Records show Weimar has eight months left to serve before she hits that 85% threshold, so long as she is able to maintain the criteria for good behavior.
Weimar is serving a six-year sentence after being convicted of aggravated battery with a deadly weapon.
An Florida Department of Corrections spokesperson countered the doctor’s claims in a statement to Channel 9 saying in part, “FDC assures an appropriate level of health care is provided to all inmates and our medical provider is held accountable for care in line with evolving national standards.”
The spokesperson continued, stating that if an inmate needs outside medical care, they will receive it, and that “unfounded accusations or information about an inmate’s health status released by attorneys or other parties cannot be acknowledged, explained, corrected or even addressed by FDC.”
The investigation into Weimar’s beating remains under open and ongoing investigation by the Florida Department of Law Enforcement.
The other officer, Ryan Dionne, is still employed with FDC. He hasn’t been arrested in the case but was arrested in 2013 for allegedly beating his girlfriend.
In that case, the prosecutor said, despite evidence, the charges were dropped because his girlfriend wouldn't cooperate.

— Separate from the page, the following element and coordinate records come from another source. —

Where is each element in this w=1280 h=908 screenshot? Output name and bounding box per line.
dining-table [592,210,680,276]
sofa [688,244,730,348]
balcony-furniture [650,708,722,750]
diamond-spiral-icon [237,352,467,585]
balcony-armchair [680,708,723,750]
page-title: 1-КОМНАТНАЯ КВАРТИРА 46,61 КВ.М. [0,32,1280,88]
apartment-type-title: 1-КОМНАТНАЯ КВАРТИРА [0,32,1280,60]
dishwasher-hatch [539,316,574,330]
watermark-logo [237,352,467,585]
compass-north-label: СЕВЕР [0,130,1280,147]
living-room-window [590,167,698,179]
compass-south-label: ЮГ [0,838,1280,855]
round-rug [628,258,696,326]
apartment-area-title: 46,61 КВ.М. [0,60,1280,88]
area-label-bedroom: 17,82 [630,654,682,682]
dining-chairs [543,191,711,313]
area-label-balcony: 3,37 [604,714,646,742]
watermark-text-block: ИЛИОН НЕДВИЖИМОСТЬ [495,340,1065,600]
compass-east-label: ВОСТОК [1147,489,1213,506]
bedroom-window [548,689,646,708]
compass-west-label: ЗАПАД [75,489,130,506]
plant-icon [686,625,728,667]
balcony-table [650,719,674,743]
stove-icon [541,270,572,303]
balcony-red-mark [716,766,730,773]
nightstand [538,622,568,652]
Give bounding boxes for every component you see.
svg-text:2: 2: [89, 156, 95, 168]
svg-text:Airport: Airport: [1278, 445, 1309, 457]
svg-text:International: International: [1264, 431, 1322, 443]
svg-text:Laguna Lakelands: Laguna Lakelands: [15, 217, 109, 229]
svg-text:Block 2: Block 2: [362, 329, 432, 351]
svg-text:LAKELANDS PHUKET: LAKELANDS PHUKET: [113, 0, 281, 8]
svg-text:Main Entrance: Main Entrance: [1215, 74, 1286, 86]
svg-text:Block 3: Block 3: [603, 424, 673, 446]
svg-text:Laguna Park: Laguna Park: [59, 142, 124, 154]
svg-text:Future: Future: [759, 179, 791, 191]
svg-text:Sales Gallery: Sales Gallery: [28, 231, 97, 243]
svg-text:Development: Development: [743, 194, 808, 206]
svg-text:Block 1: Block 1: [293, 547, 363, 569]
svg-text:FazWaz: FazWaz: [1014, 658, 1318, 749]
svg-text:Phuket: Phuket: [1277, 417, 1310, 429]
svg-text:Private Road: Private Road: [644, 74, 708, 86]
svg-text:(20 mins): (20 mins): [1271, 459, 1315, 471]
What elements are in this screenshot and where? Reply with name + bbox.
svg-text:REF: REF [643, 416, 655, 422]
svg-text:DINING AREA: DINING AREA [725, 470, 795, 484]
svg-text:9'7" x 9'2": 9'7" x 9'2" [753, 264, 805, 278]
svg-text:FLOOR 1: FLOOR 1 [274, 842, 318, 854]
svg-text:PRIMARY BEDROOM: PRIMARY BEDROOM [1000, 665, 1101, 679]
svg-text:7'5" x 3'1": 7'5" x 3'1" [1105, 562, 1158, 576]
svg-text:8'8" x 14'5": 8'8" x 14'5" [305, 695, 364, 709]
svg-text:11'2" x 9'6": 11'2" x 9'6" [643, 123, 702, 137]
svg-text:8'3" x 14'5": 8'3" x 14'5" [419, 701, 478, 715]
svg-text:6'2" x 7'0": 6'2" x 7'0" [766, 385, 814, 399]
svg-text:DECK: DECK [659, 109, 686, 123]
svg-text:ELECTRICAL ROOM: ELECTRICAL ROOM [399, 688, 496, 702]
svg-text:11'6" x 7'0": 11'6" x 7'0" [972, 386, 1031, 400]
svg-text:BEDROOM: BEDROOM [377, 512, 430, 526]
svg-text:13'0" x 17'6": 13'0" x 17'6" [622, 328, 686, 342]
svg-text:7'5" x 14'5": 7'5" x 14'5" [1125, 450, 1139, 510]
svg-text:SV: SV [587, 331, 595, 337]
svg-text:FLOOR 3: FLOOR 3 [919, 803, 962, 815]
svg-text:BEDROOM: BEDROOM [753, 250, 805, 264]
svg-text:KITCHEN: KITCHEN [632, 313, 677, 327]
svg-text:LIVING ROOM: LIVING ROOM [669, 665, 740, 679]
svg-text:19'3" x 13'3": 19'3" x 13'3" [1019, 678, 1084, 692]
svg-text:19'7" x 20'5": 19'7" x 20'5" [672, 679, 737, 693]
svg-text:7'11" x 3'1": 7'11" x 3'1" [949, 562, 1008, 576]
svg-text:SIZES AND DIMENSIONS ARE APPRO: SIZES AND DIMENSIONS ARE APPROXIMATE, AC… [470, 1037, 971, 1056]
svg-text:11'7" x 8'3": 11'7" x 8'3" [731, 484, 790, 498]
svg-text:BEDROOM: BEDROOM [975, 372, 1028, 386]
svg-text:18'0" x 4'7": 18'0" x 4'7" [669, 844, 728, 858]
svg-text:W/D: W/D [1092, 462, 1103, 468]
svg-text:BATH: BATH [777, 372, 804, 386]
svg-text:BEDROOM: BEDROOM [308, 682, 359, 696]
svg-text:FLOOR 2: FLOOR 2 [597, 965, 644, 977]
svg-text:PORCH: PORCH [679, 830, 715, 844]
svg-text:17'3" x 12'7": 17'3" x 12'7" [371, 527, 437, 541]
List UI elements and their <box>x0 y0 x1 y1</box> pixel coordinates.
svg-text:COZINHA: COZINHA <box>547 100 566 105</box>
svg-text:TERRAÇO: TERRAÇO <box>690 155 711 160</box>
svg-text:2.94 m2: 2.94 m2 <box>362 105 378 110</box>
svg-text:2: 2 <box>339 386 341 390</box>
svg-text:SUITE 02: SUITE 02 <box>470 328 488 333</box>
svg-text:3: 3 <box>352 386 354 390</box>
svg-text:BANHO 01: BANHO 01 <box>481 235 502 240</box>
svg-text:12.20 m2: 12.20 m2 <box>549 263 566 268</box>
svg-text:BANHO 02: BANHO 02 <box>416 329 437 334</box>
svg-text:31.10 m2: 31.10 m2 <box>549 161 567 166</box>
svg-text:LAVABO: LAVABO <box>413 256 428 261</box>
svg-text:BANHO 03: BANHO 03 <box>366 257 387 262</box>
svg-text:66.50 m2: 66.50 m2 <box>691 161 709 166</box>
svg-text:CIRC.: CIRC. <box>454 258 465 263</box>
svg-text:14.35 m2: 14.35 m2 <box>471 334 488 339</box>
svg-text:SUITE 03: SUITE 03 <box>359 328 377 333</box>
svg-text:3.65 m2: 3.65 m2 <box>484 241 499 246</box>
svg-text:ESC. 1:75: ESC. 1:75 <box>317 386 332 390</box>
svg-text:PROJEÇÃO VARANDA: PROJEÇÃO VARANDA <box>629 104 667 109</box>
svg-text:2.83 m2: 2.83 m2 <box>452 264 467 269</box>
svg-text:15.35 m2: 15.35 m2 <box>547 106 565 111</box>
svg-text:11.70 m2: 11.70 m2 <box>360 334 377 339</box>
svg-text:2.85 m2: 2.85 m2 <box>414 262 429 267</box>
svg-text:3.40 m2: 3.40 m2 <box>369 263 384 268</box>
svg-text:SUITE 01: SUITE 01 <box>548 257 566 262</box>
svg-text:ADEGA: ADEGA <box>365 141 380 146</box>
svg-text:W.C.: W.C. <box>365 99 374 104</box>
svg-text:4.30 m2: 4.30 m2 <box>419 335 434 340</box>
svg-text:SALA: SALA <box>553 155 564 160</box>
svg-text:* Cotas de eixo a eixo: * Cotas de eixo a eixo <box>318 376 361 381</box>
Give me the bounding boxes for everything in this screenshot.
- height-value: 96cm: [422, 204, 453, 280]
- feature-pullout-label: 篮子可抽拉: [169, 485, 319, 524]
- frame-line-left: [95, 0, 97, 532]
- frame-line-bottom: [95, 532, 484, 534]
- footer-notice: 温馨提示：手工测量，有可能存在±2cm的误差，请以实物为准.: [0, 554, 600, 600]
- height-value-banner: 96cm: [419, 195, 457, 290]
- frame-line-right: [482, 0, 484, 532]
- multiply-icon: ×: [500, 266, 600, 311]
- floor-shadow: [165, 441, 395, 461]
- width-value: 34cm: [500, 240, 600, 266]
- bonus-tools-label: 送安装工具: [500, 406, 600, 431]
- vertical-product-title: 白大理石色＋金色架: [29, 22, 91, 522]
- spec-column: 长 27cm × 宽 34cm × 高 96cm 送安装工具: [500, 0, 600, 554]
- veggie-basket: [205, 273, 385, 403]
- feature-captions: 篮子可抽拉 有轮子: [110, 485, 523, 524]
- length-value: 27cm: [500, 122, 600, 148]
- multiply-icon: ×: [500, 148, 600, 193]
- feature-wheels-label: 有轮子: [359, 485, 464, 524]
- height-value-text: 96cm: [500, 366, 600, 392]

The FDC spokesperson said the officers involved were reassigned to posts that do not have contact with inmates, pending the outcome of the investigation.
FDC Secretary Mark Inch released the following statement to Channel 9:
“The Florida Department of Corrections has processes in place to identify, report, investigate, terminate and arrest, as applicable, those who violate our standards of professional conduct. I have made it very clear that we have zero tolerance for abuse and have taken swift action to hold correctional officers accountable, when we have substantiated evidence against a staff member for misconduct.”
Bigney said by and large, most correction officers do a good job and are good people.
“They have their due process rights,” Bigney said.
Both officers pleaded the Fifth during recent depositions for the federal lawsuit.
“They're pleading the Fifth right now because they can,” Bigney said. “Where they can't plead the Fifth is in an internal affairs investigation. That is a compelled statement.”
Jones will continue to follow Weimar’s case and will provide updates on the investigation and Weimar’s pending release on Eyewitness News.